Banking
Credit Cards

Banks charging customers for NOT using credit cards

Your double-take on that headline is to be expected.

But it's true.

• Let your plastic collect dust for too long and you could get punished with an "inactivity fee."

• If you don't charge enough to suit your credit card issuer, it will pad your bill for you.

• Wisely pay off your balance every month to avoid interest and it'll still cost you.

Credit card issuers are making Scrooge look like a philanthropist as they scheme to devise more and more ways to shake you down when you aren't looking at the ever-changing "Terms of Agreement" set in small print.

• Since June, Fifth Third Bancorp has been charging customers $19 if they don't use their credit card.

• Citigroup is already charging annual fees to card holders who don't put more than about $2,400 a year on their cards.

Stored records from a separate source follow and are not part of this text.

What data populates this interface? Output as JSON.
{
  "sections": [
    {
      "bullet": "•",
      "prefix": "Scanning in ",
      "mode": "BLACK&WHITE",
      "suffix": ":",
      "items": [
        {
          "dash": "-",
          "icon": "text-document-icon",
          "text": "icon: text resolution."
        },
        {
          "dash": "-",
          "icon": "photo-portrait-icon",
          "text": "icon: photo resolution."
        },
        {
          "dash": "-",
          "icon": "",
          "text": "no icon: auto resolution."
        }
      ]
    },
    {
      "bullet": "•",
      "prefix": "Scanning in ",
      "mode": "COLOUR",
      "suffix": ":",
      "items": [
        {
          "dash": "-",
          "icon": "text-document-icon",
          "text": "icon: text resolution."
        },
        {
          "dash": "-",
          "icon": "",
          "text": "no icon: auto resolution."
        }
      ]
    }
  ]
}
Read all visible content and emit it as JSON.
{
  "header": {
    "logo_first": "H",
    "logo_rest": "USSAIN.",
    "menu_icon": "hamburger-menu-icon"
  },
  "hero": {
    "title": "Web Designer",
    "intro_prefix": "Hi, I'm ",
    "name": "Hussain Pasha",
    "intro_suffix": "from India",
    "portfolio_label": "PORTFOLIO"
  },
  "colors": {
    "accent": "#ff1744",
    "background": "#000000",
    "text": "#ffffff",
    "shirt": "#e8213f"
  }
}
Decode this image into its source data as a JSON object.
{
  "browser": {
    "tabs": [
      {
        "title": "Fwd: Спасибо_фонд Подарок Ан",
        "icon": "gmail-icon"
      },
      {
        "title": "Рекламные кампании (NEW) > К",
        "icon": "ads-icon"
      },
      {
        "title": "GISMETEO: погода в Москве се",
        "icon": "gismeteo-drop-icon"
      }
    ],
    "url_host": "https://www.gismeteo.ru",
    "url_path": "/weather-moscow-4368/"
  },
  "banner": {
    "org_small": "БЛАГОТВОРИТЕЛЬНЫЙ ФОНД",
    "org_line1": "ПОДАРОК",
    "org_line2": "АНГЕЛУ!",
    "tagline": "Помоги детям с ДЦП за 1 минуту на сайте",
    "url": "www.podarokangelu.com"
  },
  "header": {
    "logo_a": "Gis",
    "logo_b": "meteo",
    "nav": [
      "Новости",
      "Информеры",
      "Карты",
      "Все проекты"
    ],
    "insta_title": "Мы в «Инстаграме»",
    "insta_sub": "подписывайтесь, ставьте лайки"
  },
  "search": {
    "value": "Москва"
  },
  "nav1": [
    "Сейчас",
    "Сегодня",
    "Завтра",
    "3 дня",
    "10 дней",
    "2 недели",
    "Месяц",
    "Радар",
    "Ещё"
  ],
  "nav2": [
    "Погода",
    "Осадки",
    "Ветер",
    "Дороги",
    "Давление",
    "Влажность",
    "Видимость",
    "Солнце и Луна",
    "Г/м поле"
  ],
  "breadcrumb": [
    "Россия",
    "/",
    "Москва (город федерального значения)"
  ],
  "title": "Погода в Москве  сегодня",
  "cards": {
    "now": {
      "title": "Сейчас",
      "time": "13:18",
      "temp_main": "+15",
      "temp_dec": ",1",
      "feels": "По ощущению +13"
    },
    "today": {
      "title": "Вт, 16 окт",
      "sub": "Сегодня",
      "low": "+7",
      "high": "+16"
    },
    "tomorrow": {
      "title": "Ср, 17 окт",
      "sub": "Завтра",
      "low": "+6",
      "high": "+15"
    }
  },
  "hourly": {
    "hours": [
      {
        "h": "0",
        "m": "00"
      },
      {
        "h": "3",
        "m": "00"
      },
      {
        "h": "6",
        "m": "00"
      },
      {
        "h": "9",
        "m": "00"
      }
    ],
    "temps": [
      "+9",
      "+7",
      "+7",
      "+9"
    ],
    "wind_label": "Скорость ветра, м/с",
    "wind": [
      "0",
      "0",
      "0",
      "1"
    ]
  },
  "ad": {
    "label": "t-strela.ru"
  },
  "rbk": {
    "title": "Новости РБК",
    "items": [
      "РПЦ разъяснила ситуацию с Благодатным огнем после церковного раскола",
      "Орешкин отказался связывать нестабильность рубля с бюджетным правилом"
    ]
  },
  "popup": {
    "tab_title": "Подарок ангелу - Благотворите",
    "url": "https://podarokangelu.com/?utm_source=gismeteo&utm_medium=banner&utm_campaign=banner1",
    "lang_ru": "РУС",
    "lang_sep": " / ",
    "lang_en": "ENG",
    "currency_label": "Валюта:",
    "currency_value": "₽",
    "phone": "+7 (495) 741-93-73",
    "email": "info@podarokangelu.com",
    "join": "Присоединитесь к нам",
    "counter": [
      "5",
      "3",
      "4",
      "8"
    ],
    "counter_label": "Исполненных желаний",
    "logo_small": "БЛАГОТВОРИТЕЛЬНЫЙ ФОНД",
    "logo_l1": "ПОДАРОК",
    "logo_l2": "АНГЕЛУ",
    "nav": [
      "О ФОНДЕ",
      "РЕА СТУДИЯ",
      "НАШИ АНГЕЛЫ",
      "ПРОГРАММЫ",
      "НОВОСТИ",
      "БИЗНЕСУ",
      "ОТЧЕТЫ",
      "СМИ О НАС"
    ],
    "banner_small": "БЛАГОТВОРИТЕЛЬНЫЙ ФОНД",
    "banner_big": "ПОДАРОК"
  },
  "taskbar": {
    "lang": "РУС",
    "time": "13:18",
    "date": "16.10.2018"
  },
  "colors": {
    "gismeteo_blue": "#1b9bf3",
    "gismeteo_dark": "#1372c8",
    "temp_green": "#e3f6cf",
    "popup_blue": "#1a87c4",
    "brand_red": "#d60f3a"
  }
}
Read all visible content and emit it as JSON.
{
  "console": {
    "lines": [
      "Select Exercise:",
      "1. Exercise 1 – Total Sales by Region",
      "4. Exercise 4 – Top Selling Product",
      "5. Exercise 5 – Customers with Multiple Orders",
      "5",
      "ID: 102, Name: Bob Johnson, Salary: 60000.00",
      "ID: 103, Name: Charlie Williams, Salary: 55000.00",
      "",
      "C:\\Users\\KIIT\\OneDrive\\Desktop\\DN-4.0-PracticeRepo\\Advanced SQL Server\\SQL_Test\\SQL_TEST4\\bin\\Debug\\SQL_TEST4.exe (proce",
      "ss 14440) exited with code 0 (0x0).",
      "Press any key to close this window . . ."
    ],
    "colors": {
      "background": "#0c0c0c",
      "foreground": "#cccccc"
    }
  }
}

• Next year, Bank of America will charge a small number of customers an annual fee, ranging from $29 to $99 if they pay off their balance every month.

Like playing a game of three-card monte, credit card issuers have switched the rules so quickly, so often this year it's tough to know which card is a winner and which is a loser .

Bottom line, it's probably a really good time to think long and hard about getting out from under the credit card boot on your neck.

At least consider shopping around for a better deal.

"If a consumer rarely or never uses the card they've been issued, they are costing the bank money in the way having to generate monthly statements on the account as well as actually issuing the plastic," said Nancy Osborne, chief operating officer of ERATE, a Santa Clara, CA-based financial information publisher and interest rate tracker.

"The old adage use it or lose it applies to credit cards too, but keep the spending to just the essentials these days," she said.

Even if you never carry a balance, you could get slapped around for trying to stay out of debt.

Think about it.

If you've stuffed your card into a mattress for a rainy day, to cover overdraft fees or just to have some mad money handy, you may not be very attentive when your statement arrives each month.

But if you overlook paying a fee for not using your card not using it enough or for dutifully paying off your monthly balance, you could get dinged with a late fee.

Banks, on the verge of skullduggery, are squeezing you to offset lost revenues stemming from recession-spawned delinquencies, accounts abandoned by disgruntled consumers and the effects of the new Credit Card Accountability, Responsibility, and Disclosure (CARD) Act of 2009.

The CARD Act, among other provisions, restricts credit card issuers' ability to raise interest rates and charge certain fees under some circumstances.

Critics say the act's provisions are taking too long to become effective and by they time they do, credit card issuers will have set up a new set of fees that will warrant more regulation.

It's a cat-and-mouse game credit card issuers aim to prolong.

Expect them to have at least a few more fees up their sleeves.

"There are several other ways banks can make money issuing credit cards to consumers -- charging an annual fee, charging interest on the balance a consumer carries forward and the interchange of 2 percent to 3 percent they receive from the merchant for consumer purchases," Osborne said.

...along with coming up with new ones, of course.